Doch für das vermeintlich lohnenswerte Gefühl müssen wir einen hohen Preis zahlen. Wir riskieren nicht nur unsere körperliche Gesundheit (Diabetes, Hyperglykämie etc.), sondern auch unseren Verstand. Buchstäblich. Studien haben gezeigt, dass gerade Gedächtnis und die Fähigkeit, Neues zu lernen und zu behalten, durch ständigen Zuckerkonsum leiden.

Was können wir tun?

Das war ein Haufen schlechter Nachrichten. Und hier ist noch eine. Unsere Umgebung ist voller Zucker. Er ist stets und überall verfügbar, steckt sogar in Nahrungsmitteln, von denen man es nicht erwarten würde, wie z.B. vielen Konserven (Zucker ist ein preisgünstiges Konservierungsmittel). Ohne Kontrolle des eigenen Verlangens, der Trigger und der ständigen Verfügbarkeit ist es also schwierig, sich vom Zucker fernzuhalten.
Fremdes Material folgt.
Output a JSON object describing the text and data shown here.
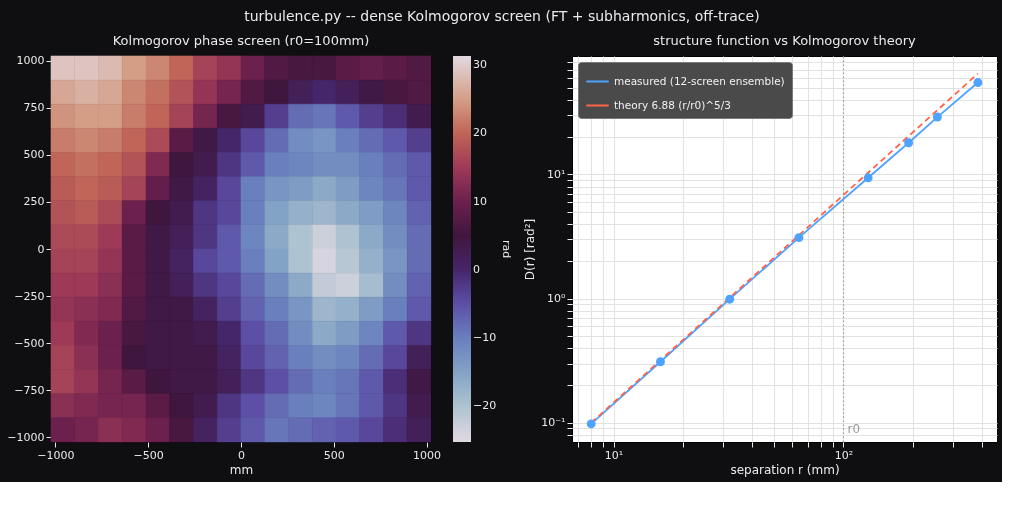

Und das gilt besonders für Kinder.

Doch auch hier kehren wir wieder zum Gehirn zurück. Denn unsere Kommandozentrale verfügt auch über eine Gruppe von „Vernunftzellen“, inhibitorische (oder hemmende) Neuronen im präfrontalen Kortex, die Impulse kontrollieren und damit auch das Verhalten im Zaum halten können. Diese Neuronen setzen den Botenstoff GABA frei, der wiederum für eine beruhigende Wirkung sorgt, indem er bestimmte Signale blockiert oder hemmt. Da GABA eine Aminosäure ist, kommt sie auch in der Nahrung vor, vorrangig in fermentiertem Essen, wie Kimchi und Miso.

Jetzt müssen wir nur noch herausfinden, wie wir unseren Kindern den Tausch von Schoko-Pops gegen Misosuppe schmackhaft machen können.